Oké. In die laatste minuut zou ik zeggen: 'Kijk, Heer, ik heb X -hoeveelheid goede dingen op aarde gedaan. Ik heb geprobeerd je leringen te volgen en door te geven. Ik heb van mijn familie gehouden. Ik ben deel uit geweest van een gemeenschap. En ik ben, denk ik, redelijk goed voor mensen. 'Dus, hemelse Vader, wat is mijn beloning voor dit alles?' En wat denk je dat God zal zeggen? Hij glimlachte. Hij zal zeggen: 'Beloning? Welke beloning? Dat is wat je moest doen!
(All right. In that final minute, I would say, 'Look, Lord, I've done X amount of good stuff on earth. I have tried to follow your teachings and to pass them on. I have loved my family. I've been part of a community. And I have been, I think, fairly good to people. 'So, Heavenly Father, for all this, what is my reward?' And what do you think God will say? He smiled. He'll say, 'Reward? What reward? That's what you were supposed to do!)
In het citaat uit het boek "Have a Little Faith: A True Story" van Mitch Albom reflecteert de spreker over het einde van hun leven en de goede acties die ze hebben ondernomen tijdens het leven. Ze vermelden hun pogingen om Gods leringen te volgen, van hun gezin te houden en positief bij te dragen aan hun gemeenschap.
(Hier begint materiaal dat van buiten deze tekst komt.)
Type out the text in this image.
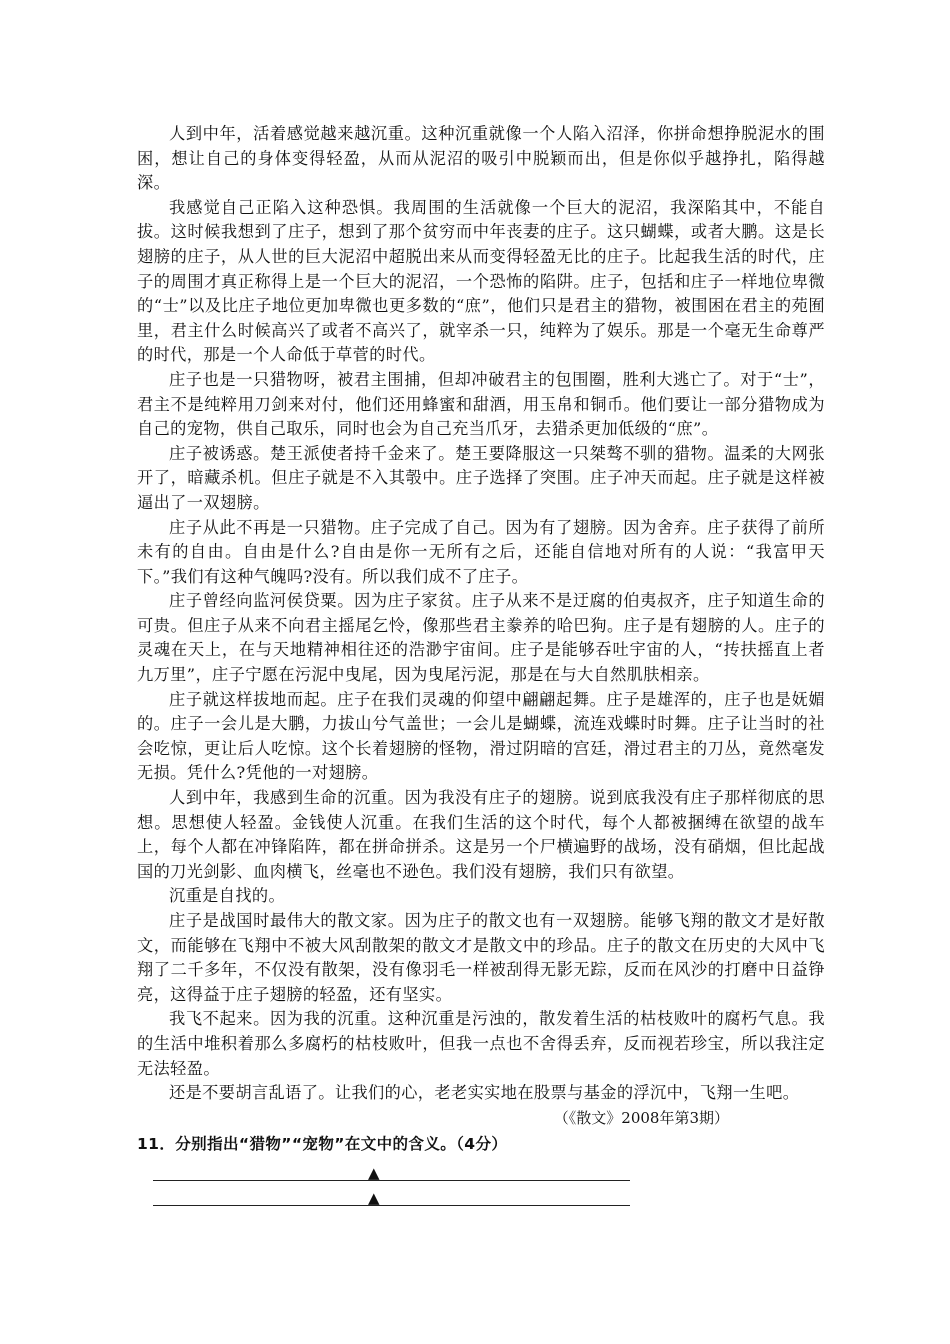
人到中年，活着感觉越来越沉重。这种沉重就像一个人陷入沼泽，你拼命想挣脱泥水的围困，想让自己的身体变得轻盈，从而从泥沼的吸引中脱颖而出，但是你似乎越挣扎，陷得越深。

我感觉自己正陷入这种恐惧。我周围的生活就像一个巨大的泥沼，我深陷其中，不能自拔。这时候我想到了庄子，想到了那个贫穷而中年丧妻的庄子。这只蝴蝶，或者大鹏。这是长翅膀的庄子，从人世的巨大泥沼中超脱出来从而变得轻盈无比的庄子。比起我生活的时代，庄子的周围才真正称得上是一个巨大的泥沼，一个恐怖的陷阱。庄子，包括和庄子一样地位卑微的“士”以及比庄子地位更加卑微也更多数的“庶”，他们只是君主的猎物，被围困在君主的苑囿里，君主什么时候高兴了或者不高兴了，就宰杀一只，纯粹为了娱乐。那是一个毫无生命尊严的时代，那是一个人命低于草菅的时代。

庄子也是一只猎物呀，被君主围捕，但却冲破君主的包围圈，胜利大逃亡了。对于“士”，君主不是纯粹用刀剑来对付，他们还用蜂蜜和甜酒，用玉帛和铜币。他们要让一部分猎物成为自己的宠物，供自己取乐，同时也会为自己充当爪牙，去猎杀更加低级的“庶”。

庄子被诱惑。楚王派使者持千金来了。楚王要降服这一只桀骜不驯的猎物。温柔的大网张开了，暗藏杀机。但庄子就是不入其彀中。庄子选择了突围。庄子冲天而起。庄子就是这样被逼出了一双翅膀。

庄子从此不再是一只猎物。庄子完成了自己。因为有了翅膀。因为舍弃。庄子获得了前所未有的自由。自由是什么?自由是你一无所有之后，还能自信地对所有的人说：“我富甲天下。”我们有这种气魄吗?没有。所以我们成不了庄子。

庄子曾经向监河侯贷粟。因为庄子家贫。庄子从来不是迂腐的伯夷叔齐，庄子知道生命的可贵。但庄子从来不向君主摇尾乞怜，像那些君主豢养的哈巴狗。庄子是有翅膀的人。庄子的灵魂在天上，在与天地精神相往还的浩渺宇宙间。庄子是能够吞吐宇宙的人，“抟扶摇直上者九万里”，庄子宁愿在污泥中曳尾，因为曳尾污泥，那是在与大自然肌肤相亲。

庄子就这样拔地而起。庄子在我们灵魂的仰望中翩翩起舞。庄子是雄浑的，庄子也是妩媚的。庄子一会儿是大鹏，力拔山兮气盖世；一会儿是蝴蝶，流连戏蝶时时舞。庄子让当时的社会吃惊，更让后人吃惊。这个长着翅膀的怪物，滑过阴暗的宫廷，滑过君主的刀丛，竟然毫发无损。凭什么?凭他的一对翅膀。

人到中年，我感到生命的沉重。因为我没有庄子的翅膀。说到底我没有庄子那样彻底的思想。思想使人轻盈。金钱使人沉重。在我们生活的这个时代，每个人都被捆缚在欲望的战车上，每个人都在冲锋陷阵，都在拼命拼杀。这是另一个尸横遍野的战场，没有硝烟，但比起战国的刀光剑影、血肉横飞，丝毫也不逊色。我们没有翅膀，我们只有欲望。

沉重是自找的。

庄子是战国时最伟大的散文家。因为庄子的散文也有一双翅膀。能够飞翔的散文才是好散文，而能够在飞翔中不被大风刮散架的散文才是散文中的珍品。庄子的散文在历史的大风中飞翔了二千多年，不仅没有散架，没有像羽毛一样被刮得无影无踪，反而在风沙的打磨中日益铮亮，这得益于庄子翅膀的轻盈，还有坚实。

我飞不起来。因为我的沉重。这种沉重是污浊的，散发着生活的枯枝败叶的腐朽气息。我的生活中堆积着那么多腐朽的枯枝败叶，但我一点也不舍得丢弃，反而视若珍宝，所以我注定无法轻盈。

还是不要胡言乱语了。让我们的心，老老实实地在股票与基金的浮沉中，飞翔一生吧。

（《散文》2008年第3期）
11．分别指出“猎物”“宠物”在文中的含义。（4分）
▲
▲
Dit introspectieve moment leidt ertoe dat ze zich afvragen welke beloning ze kunnen ontvangen voor hun inspanningen en goedheid.
De reactie van God, zoals door de spreker, benadrukt dat goed doen geen transactionele relatie is die beloningen oplevert. In plaats daarvan benadrukt God dat deze acties moeten worden gezien als fundamentele verwachtingen van het leven. De essentie van de boodschap is dat het leiden van een goed leven zijn eigen beloning is, in plaats van iets dat moet worden gecompenseerd aan het einde van iemands reis.